Member of the National Assembly for Eure's 2nd constituency
- Incumbent
- Assumed office 22 June 2022
- Preceded by: Fabien Gouttefarde

Municipal councillor of Le Neubourg
- Incumbent
- Assumed office 15 March 2020
- Mayor: Isabelle Vauquelin

Personal details
- Born: 9 December 1970 (age 55) Rouen, France
- Party: National Rally
- Occupation: Cleaner

= Katiana Levavasseur =

French politician

Katiana Levavasseur, Member of the second constituency of the Eure

Katiana Levavasseur (born 9 December 1970) is a French politician of the National Rally and is a Member of the National Assembly for Eure's 2nd constituency. She was elected during the 2022 French legislative election and defeated outgoing deputy Fabien Gouttefarde.

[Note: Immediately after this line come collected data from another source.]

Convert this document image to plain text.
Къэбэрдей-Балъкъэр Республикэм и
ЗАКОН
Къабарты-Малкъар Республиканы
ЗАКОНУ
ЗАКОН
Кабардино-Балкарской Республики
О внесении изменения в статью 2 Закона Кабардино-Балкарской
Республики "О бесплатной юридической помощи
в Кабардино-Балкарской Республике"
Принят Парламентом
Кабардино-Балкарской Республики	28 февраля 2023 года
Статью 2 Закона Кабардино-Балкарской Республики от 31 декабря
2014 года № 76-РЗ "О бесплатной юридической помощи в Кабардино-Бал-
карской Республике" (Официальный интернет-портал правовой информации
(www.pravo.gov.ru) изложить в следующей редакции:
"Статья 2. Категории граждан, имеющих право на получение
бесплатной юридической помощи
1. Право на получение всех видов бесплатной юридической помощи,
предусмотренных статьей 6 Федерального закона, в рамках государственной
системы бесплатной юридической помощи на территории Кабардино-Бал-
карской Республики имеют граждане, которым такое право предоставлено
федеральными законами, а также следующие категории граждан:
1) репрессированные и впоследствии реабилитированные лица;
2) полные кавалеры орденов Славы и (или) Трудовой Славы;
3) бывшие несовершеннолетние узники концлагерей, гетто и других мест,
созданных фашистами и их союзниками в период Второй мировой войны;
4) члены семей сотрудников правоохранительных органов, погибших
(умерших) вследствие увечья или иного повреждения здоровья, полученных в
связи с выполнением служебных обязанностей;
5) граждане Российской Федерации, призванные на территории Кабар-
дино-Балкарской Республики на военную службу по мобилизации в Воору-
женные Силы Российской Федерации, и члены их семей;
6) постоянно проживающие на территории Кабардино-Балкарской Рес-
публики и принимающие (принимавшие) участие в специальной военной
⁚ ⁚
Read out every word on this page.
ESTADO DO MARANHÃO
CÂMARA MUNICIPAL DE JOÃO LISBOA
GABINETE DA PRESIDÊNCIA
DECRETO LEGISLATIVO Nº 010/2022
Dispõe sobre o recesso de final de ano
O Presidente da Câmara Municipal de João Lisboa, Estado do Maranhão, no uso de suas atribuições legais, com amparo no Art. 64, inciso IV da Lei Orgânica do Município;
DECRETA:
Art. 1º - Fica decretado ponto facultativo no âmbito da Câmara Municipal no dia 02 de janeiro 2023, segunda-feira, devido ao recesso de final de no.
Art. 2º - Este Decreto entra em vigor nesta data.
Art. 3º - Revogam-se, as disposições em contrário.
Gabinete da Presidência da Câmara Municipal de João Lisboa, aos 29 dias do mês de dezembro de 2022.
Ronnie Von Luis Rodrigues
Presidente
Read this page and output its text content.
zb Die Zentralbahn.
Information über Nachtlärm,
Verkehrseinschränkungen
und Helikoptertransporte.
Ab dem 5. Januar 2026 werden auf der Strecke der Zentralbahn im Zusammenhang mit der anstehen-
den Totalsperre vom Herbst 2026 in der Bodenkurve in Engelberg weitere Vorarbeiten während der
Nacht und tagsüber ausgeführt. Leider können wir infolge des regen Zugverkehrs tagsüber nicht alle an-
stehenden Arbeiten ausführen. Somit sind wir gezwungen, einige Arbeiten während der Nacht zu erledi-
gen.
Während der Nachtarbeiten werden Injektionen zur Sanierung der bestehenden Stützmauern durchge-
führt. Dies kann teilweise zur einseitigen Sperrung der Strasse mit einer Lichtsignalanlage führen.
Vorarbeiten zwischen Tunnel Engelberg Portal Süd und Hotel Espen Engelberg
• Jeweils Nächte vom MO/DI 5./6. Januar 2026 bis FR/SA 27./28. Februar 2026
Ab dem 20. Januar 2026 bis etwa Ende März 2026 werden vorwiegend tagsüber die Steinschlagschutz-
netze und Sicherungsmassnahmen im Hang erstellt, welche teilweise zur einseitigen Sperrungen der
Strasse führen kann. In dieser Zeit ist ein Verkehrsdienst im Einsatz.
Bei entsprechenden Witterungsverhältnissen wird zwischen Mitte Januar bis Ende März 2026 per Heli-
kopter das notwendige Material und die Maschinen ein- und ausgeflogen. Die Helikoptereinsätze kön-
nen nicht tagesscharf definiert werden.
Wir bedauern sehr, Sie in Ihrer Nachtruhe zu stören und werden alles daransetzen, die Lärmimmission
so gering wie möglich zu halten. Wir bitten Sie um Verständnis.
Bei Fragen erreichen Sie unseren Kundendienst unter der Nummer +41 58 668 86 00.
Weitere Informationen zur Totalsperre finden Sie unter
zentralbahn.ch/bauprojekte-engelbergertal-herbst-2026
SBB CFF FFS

Levavasseur worked as a cleaner and a maintenance technician at an E.Leclerc supermarket. During her campaign, she stated that she wanted to defend "the employment of France's unskilled workers." A profile by France 24 noted that Levavasseur's election (along with other newly elected deputies such as Rachel Keke) indicated a growing trend of elected politicians from lower economic backgrounds taking up office.

She is a municipal councilor of Neubourg.